Lebenslang für den Massenmord
Urteil. General Mladic zog in den 1990er-Jahren eine Spur der Verwüstung – und ist heute noch uneinsichtig
Begleitet von TV-Kameras hatte er den Zivilisten von Srebrenica – unter ihnen zahlreiche Flüchtlinge – im Juli 1995 mit ruhiger und Vertrauen vermittelnder Stimme freies Geleit zugesichert. Mit dem Zusatz: „Passt auf, dass ihr keine Kinder verliert.“Busse würden warten, so der damalige General Ratko Mladic. Frauen und Alte sollten zuerst die bosnische Stadt verlassen. „Danke“riefen darauf hin sichtlich verängstigte Männer in die Kamera.
Soldaten der Armee der „Republika Srpska“hatten Srebrenica gerade überrannt. Mladic beruhigte und gab TV-Interviews. Das war am 12. Juli. Zu diesem Zeitpunkt hatten die Truppen Mladics an anderer Stelle in Srebrenica bereits damit begonnen, Männer von Frauen zu trennen. Am nächsten Tag begannen die Massenerschießungen. Mindestens 8000 Bosniaken starben. Die UNO hat dieses Verbrechen als Genozid eingestuft.

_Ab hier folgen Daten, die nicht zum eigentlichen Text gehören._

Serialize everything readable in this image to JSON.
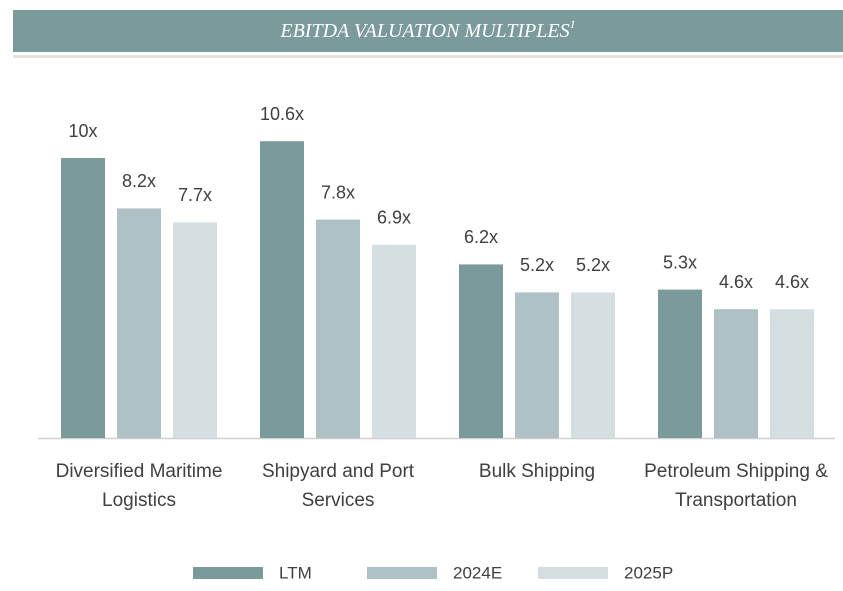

Am Mittwoch wurde Mladic wegen Völkermords, Kriegsverbrechen und Verbrechen gegen die Menschlichkeit vom UNO-Tribunal für Kriegsverbrechen im ehemaligen Jugoslawien in Den Haag schuldig gesprochen. Das Strafmaß: Lebenslange Haft. Grundlegend für das Urteil sind die Verbrechen von Srebrenica sowie jene begangen bei der 1425 Tage dauernden Belagerung Sarajevos. Mladic hatte jeweils das Kommando.
Verharren in Opferrolle
Der 75-Jährige legte laut seinem Sohn Darko Mladic Berufung gegen das Urteil ein. Und der sagte zu dem Urteil: „Gerechtigkeit wurde durch Propaganda ersetzt.“
Der bosnische Serbenführer Milorad Dodik sagte trotztig: „Das Urteil wird nur den Standpunkt des serbischen Volkes bekräftigen, dass Ge- neral Mladic ein Held und Patriot ist.“Unter den Angehörigen der Opfer reißt das alte Wunden auf.
Der Politologe Vedran Dzihic von der Uni Wien ortet zwei Dimensionen des Urteils gegen Mladic. Die realpolitische und die der objektiven Aufarbeitung. Realpolitisch, so Dzihic, werde sich das Urteil nicht unmittelbar auswirken. Zu tief seien Narrative, die im Krieg geprägt wurden, in der politischen Kultur verankert. Nach wie vor würden politische Akteure auf dem Westbalkan vor allem auf ein Mittel setzen: die eigene Opferrolle bei zugleicher Abgrenzung von anderen entlang ethnischer Bruchlinien. Eine objektive Aufarbeitung der Verbrechen der 1990er-Jahre gebe es nicht, sei aber wesentlich. Nach dem aktuellen Urteil, so Dzihic, werde man nicht mehr so einfach behaupten können, Mladic sei ein Held.
Was bleibt sind grundlegende Probleme der Region, die sich vor allem in Bosnien akkumulieren, einem dreigeteilten Staat, der es auch 20 Jahre nach dem Krieg nicht schafft, auf eigenen Füßen zu stehen – trotz oder gerade ob internationalen Mandates. Bosniens jetziger Zustand, so Dzihic, sei das „Rezept zum Desaster“.
Die seit zehn Jahren anhaltende und nur langsam weichende Wirtschaftskrise tue ihr übriges dazu, dass politische Akteure wieder zunehmend die nationalistische Karte spielten – etwas, das für die gesamte Region gelte. Ebenso die Schwächung der EU bei zugleich verlangsamter EU-Erweiterungspolitik. Dieses Vakuum haben andere politische Mächte gefüllt. Erdoğan und Putin sind heute die beliebtesten Politiker in der Region des Westbalkan.
„Demokratische Scheinstabilität“nennt Dzihic den Zustand der Region. Ein Wechsel der politischen Eliten wäre vonnöten. Auch Entwicklungsperspektiven, wie sie etwa ein EU-Erweiterungsprozess bieten würde. Nicht zu vergessen sei hingegen die Dimension der Proteste und der Demokratisierung durch das Volk. Letztlich sei es aber eine Frage von Generationen.